Functional SC: Practical Functional Programming: The Virtues of Laziness

Practical Functional Programming: The Virtues of Laziness

Jun 21st, 2016 technical, technology agnostic

When you're new to Functional Programming, or struggling to learn it after coming from an Object Oriented background, you're likely to ask: "This is so different, what's the practical aspect?"

One giant practical aspect is laziness.

Laziness

Lazy evaluation is a feature commonly supported (but not limited to) functional languages. In a nutshell, lazy evaluation is "call by need", or roughly "I'll give you the answer, but only when you need it."

Although not immediately apparent, it's a powerful construct that allows unrelated parts of your system to remain unintwined, to keep business logic separate and out of the "plumbing" of your software.

An Example of Eagerness

An example of a typical program practice [1]:

  programmer: "Hey Boss, how many customers should the program display?"  
  boss:       "We usually have 10 per day."  
  programmer: "Ok, I'll make room for 100."  
  boss:       "Great, we'll never hit 100!"

The business logic of this is:

daily customers are about 10

Due to space needs, the implementation logic (some may also call this business logic) is:

never exceed 100 customers

As a result, the part of the program that PRODUCES the customers must always:

Make room for 100 customers.
Produce about 10 customers.

The part of the program that CONSUMES (displays) the customers must always:

Make room for 100 customers.
Expect about 10 customers.

If either the producer part of the program or the consumer part of the program fails to heed the "never exceed 100 customers" rule, disastrous things happen. Disaster also happens if there are 0 customers.

Disaster aside, BOTH the producer and consumer must each follow the business logic. If the producer and consumer are in different parts of the system, which they are, then the business logic is duplicated.

But why is that so bad?

Duplicated Logic is a Maintenance Nightmare

When the same logic is in two different parts of the system, suddenly your maintenance requirements have duplicated, or worse.

Consider the same systems years later, when business increases and 101 customers is routine. Then a new developer who is not familiar with BOTH the producer and consumer must make changes to the system. Not only that but the programmer must ALWAYS get ALL of it right in ALL the PLACES.

Now you understand why software fails.

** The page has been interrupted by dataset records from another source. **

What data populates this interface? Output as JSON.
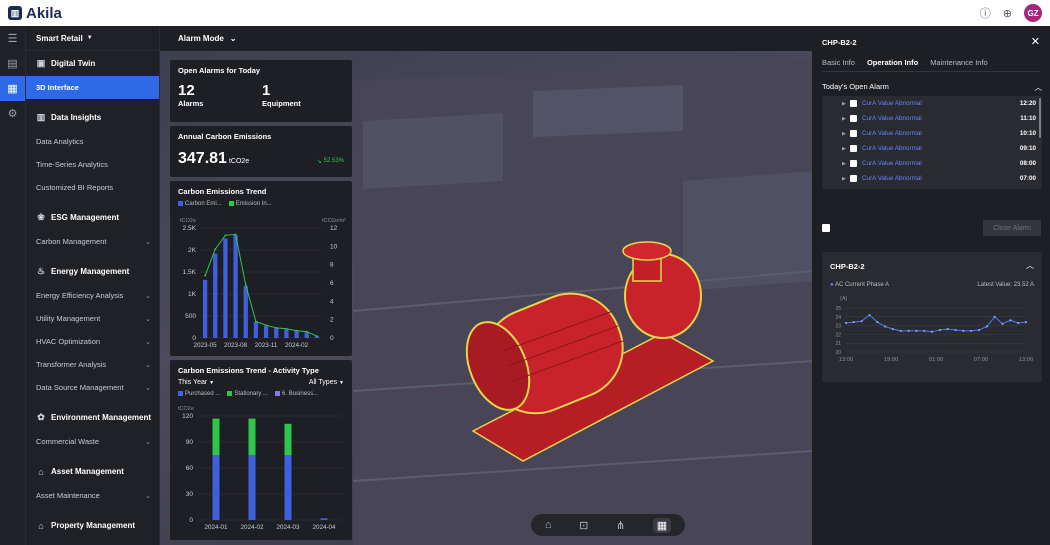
{
  "app": {
    "logo": "Akila",
    "user_initials": "GZ"
  },
  "colors": {
    "accent": "#2f6ae6",
    "bar_blue": "#3e5fe0",
    "bar_green": "#2fc64a",
    "bar_purple": "#7e7ee6",
    "equipment": "#c8222a",
    "outline": "#e6d64a",
    "link": "#5f86ff",
    "positive": "#2fc64a"
  },
  "rail": {
    "icons": [
      "menu-icon",
      "report-icon",
      "building-icon",
      "gear-icon"
    ]
  },
  "sidebar": {
    "site": "Smart Retail",
    "sections": [
      {
        "title": "Digital Twin",
        "icon": "cube-icon",
        "items": [
          {
            "label": "3D Interface",
            "active": true,
            "expand": false
          }
        ]
      },
      {
        "title": "Data Insights",
        "icon": "bar-chart-icon",
        "items": [
          {
            "label": "Data Analytics",
            "expand": false
          },
          {
            "label": "Time-Series Analytics",
            "expand": false
          },
          {
            "label": "Customized BI Reports",
            "expand": false
          }
        ]
      },
      {
        "title": "ESG Management",
        "icon": "leaf-icon",
        "items": [
          {
            "label": "Carbon Management",
            "expand": true
          }
        ]
      },
      {
        "title": "Energy Management",
        "icon": "flame-icon",
        "items": [
          {
            "label": "Energy Efficiency Analysis",
            "expand": true
          },
          {
            "label": "Utility Management",
            "expand": true
          },
          {
            "label": "HVAC Optimization",
            "expand": true
          },
          {
            "label": "Transformer Analysis",
            "expand": true
          },
          {
            "label": "Data Source Management",
            "expand": true
          }
        ]
      },
      {
        "title": "Environment Management",
        "icon": "plant-icon",
        "items": [
          {
            "label": "Commercial Waste",
            "expand": true
          }
        ]
      },
      {
        "title": "Asset Management",
        "icon": "house-icon",
        "items": [
          {
            "label": "Asset Maintenance",
            "expand": true
          }
        ]
      },
      {
        "title": "Property Management",
        "icon": "house-icon",
        "items": []
      }
    ]
  },
  "mode": {
    "label": "Alarm Mode"
  },
  "alarms_today": {
    "title": "Open Alarms for Today",
    "alarms_value": "12",
    "alarms_label": "Alarms",
    "equipment_value": "1",
    "equipment_label": "Equipment"
  },
  "emissions": {
    "title": "Annual Carbon Emissions",
    "value": "347.81",
    "unit": "tCO2e",
    "change": "52.53%"
  },
  "chart_data": [
    {
      "type": "bar",
      "title": "Carbon Emissions Trend",
      "legend": [
        "Carbon Emi...",
        "Emission In..."
      ],
      "y_unit_left": "tCO2e",
      "y_unit_right": "tCO2e/m²",
      "yticks_left": [
        "2.5K",
        "2K",
        "1.5K",
        "1K",
        "500",
        "0"
      ],
      "yticks_right": [
        "12",
        "10",
        "8",
        "6",
        "4",
        "2",
        "0"
      ],
      "xticks": [
        "2023-05",
        "2023-08",
        "2023-11",
        "2024-02"
      ],
      "ylim": [
        0,
        2500
      ],
      "ylim_right": [
        0,
        12
      ],
      "series": [
        {
          "name": "Carbon Emi...",
          "type": "bar",
          "values": [
            1320,
            1920,
            2260,
            2340,
            1180,
            370,
            280,
            230,
            200,
            170,
            140,
            40
          ]
        },
        {
          "name": "Emission In...",
          "type": "line",
          "values": [
            6.8,
            9.7,
            11.2,
            11.3,
            5.8,
            1.8,
            1.4,
            1.1,
            1.0,
            0.8,
            0.7,
            0.2
          ]
        }
      ]
    },
    {
      "type": "bar",
      "title": "Carbon Emissions Trend - Activity Type",
      "period": "This Year",
      "filter": "All Types",
      "legend": [
        "Purchased ...",
        "Stationary ...",
        "6. Business..."
      ],
      "y_unit": "tCO2e",
      "yticks": [
        "120",
        "90",
        "60",
        "30",
        "0"
      ],
      "categories": [
        "2024-01",
        "2024-02",
        "2024-03",
        "2024-04"
      ],
      "ylim": [
        0,
        120
      ],
      "series": [
        {
          "name": "Purchased ...",
          "values": [
            75,
            75,
            75,
            2
          ]
        },
        {
          "name": "Stationary ...",
          "values": [
            42,
            42,
            36,
            0
          ]
        },
        {
          "name": "6. Business...",
          "values": [
            0,
            0,
            0,
            0
          ]
        }
      ]
    },
    {
      "type": "line",
      "title": "CHP-B2-2",
      "series_label": "AC Current Phase A",
      "latest": "Latest Value: 23.52 A",
      "y_unit": "(A)",
      "yticks": [
        "25",
        "24",
        "23",
        "22",
        "21",
        "20"
      ],
      "xticks": [
        "13:00",
        "19:00",
        "01:00",
        "07:00",
        "13:00"
      ],
      "ylim": [
        20,
        25
      ],
      "series": [
        {
          "name": "AC Current Phase A",
          "values": [
            23.3,
            23.4,
            23.5,
            24.2,
            23.4,
            22.9,
            22.6,
            22.4,
            22.4,
            22.4,
            22.4,
            22.3,
            22.5,
            22.6,
            22.5,
            22.4,
            22.4,
            22.5,
            22.9,
            24.0,
            23.2,
            23.6,
            23.3,
            23.4
          ]
        }
      ]
    }
  ],
  "right_panel": {
    "title": "CHP-B2-2",
    "tabs": [
      {
        "label": "Basic Info",
        "active": false
      },
      {
        "label": "Operation Info",
        "active": true
      },
      {
        "label": "Maintenance Info",
        "active": false
      }
    ],
    "section_title": "Today's Open Alarm",
    "alarms": [
      {
        "text": "CurA Value Abnormal",
        "time": "12:20"
      },
      {
        "text": "CurA Value Abnormal",
        "time": "11:10"
      },
      {
        "text": "CurA Value Abnormal",
        "time": "10:10"
      },
      {
        "text": "CurA Value Abnormal",
        "time": "09:10"
      },
      {
        "text": "CurA Value Abnormal",
        "time": "08:00"
      },
      {
        "text": "CurA Value Abnormal",
        "time": "07:00"
      }
    ],
    "close_alarm_label": "Close Alarm"
  },
  "navbar": {
    "icons": [
      "home-icon",
      "focus-icon",
      "hierarchy-icon",
      "grid-icon"
    ]
  }
}
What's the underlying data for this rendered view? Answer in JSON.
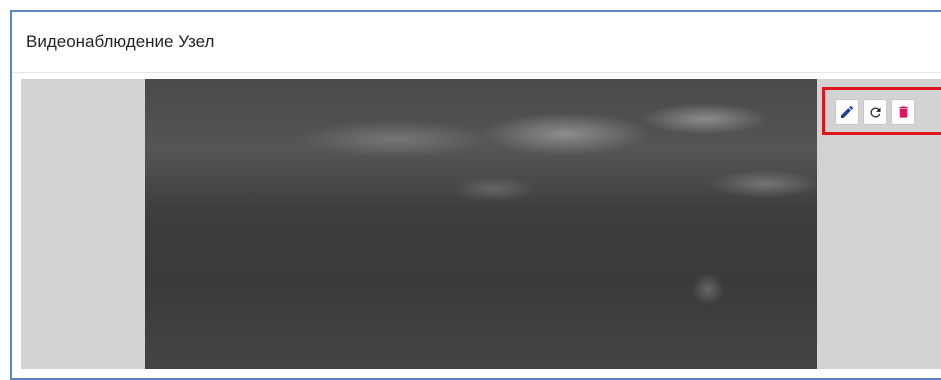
{
  "panel": {
    "title": "Видеонаблюдение Узел"
  },
  "toolbar": {
    "buttons": [
      {
        "icon": "pencil-icon",
        "color": "#1a3ea8"
      },
      {
        "icon": "refresh-icon",
        "color": "#222222"
      },
      {
        "icon": "trash-icon",
        "color": "#e0115f"
      }
    ],
    "highlight_color": "#e0151f"
  },
  "colors": {
    "panel_border": "#5b86c5",
    "video_background": "#d3d3d3"
  }
}
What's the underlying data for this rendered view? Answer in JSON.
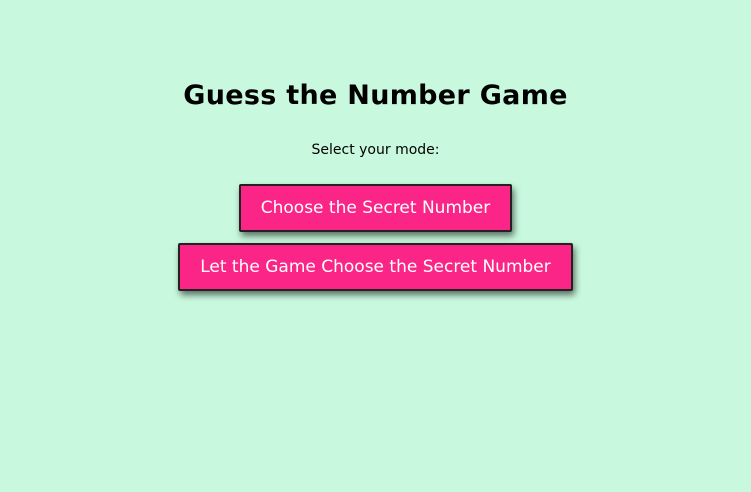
{
  "header": {
    "title": "Guess the Number Game",
    "subtitle": "Select your mode:"
  },
  "modes": {
    "choose_label": "Choose the Secret Number",
    "auto_label": "Let the Game Choose the Secret Number"
  },
  "colors": {
    "background": "#c8f9de",
    "button": "#fa2586",
    "button_text": "#ffffff"
  }
}
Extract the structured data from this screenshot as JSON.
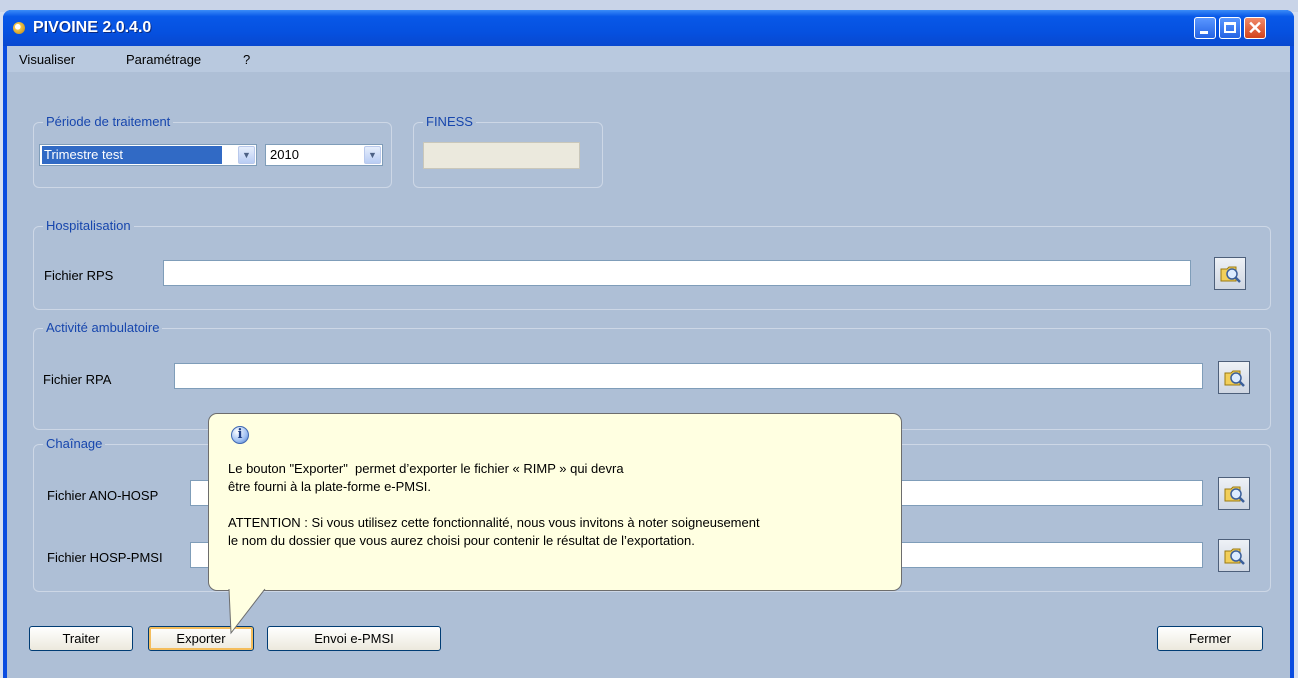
{
  "window": {
    "title": "PIVOINE 2.0.4.0"
  },
  "menu": [
    "Visualiser",
    "Paramétrage",
    "?"
  ],
  "periode": {
    "legend": "Période de traitement",
    "trimestre": "Trimestre test",
    "annee": "2010"
  },
  "finess": {
    "legend": "FINESS",
    "value": ""
  },
  "hospitalisation": {
    "legend": "Hospitalisation",
    "rps_label": "Fichier RPS",
    "rps_value": ""
  },
  "ambulatoire": {
    "legend": "Activité ambulatoire",
    "rpa_label": "Fichier RPA",
    "rpa_value": ""
  },
  "chainage": {
    "legend": "Chaînage",
    "ano_label": "Fichier ANO-HOSP",
    "ano_value": "",
    "hosp_label": "Fichier HOSP-PMSI",
    "hosp_value": ""
  },
  "buttons": {
    "traiter": "Traiter",
    "exporter": "Exporter",
    "envoi": "Envoi e-PMSI",
    "fermer": "Fermer"
  },
  "tooltip": {
    "icon": "info-icon",
    "line1": "Le bouton \"Exporter\"  permet d’exporter le fichier « RIMP » qui devra",
    "line2": "être fourni à la plate-forme e-PMSI.",
    "line3": "ATTENTION : Si vous utilisez cette fonctionnalité, nous vous invitons à noter soigneusement",
    "line4": "le nom du dossier que vous aurez choisi pour contenir le résultat de l’exportation."
  },
  "colors": {
    "titlebar": "#0651e0",
    "client": "#aebfd6",
    "legend": "#1746ad",
    "tooltip": "#ffffe1"
  }
}
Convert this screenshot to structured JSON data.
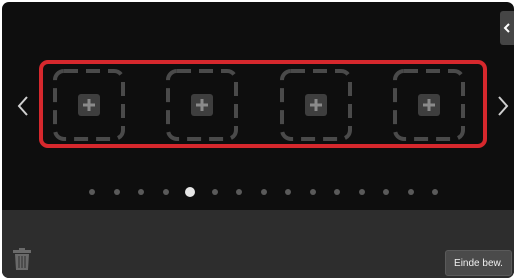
{
  "panel": {
    "collapse_icon": "chevron-left-icon",
    "nav_prev_icon": "chevron-left-icon",
    "nav_next_icon": "chevron-right-icon",
    "highlight_color": "#d6282d"
  },
  "slots": [
    {
      "icon": "plus-icon",
      "state": "empty"
    },
    {
      "icon": "plus-icon",
      "state": "empty"
    },
    {
      "icon": "plus-icon",
      "state": "empty"
    },
    {
      "icon": "plus-icon",
      "state": "empty"
    }
  ],
  "pagination": {
    "page_count": 15,
    "current_page": 5
  },
  "bottom_bar": {
    "trash_icon": "trash-icon",
    "end_edit_label": "Einde bew."
  }
}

Often badly.

Display Dependent

Additionally, having display logic in the depths of the program means the whole system is dependent on it.

As you're well aware of, displays have changed radically over time, they're getting ever smaller and disappearing completely. Computers and the way we use them change over time, so don't needlessly lock yourself in.

A Lazy Example

Rather than track what produces how many customers and how many are displayed and where, you can produce all the customers all the time. However, eagerly producing 100,000,000 customers means things will break.

Consider the option that the producer will be lazy. That is, only the data that is used will be produced. The act of asking for that data is what starts the producer producing.

The interesting thing about being lazy, is that the producer isn't started until the data is actually used. Even if the consumer asks the producer for data, the producer won't run until the data is displayed or referred to.

Therefore the producer of the data will never do the work of producing if the data is never used!

With a lazy producer, the streamlined business logic is:

Create a stream of customers.

The business logic of the lazy consumer:

Display as many customers as needed.

That's pretty simple, and functional languages offer this for free.

Protip: where is my data?

The producer won't produce unless the data is viewed, this leads to interesting debugging scenarios:

  programmer: Ok boss, the Lazy-Customer-Producer is ready to run!  
  boss:       Run it  
  programmer: I just ran it, but it finished in 0 seconds.
  programmer: I forgot, I need to look at the data or it's not produced!

Protip: oh no, all my data!

Often the print mechanism of an environment can handle an infinite amount of data. Be careful when using "print" to start a producer: the producer will produce until it runs out of data, which is "never" when dealing with infinite sets or streams.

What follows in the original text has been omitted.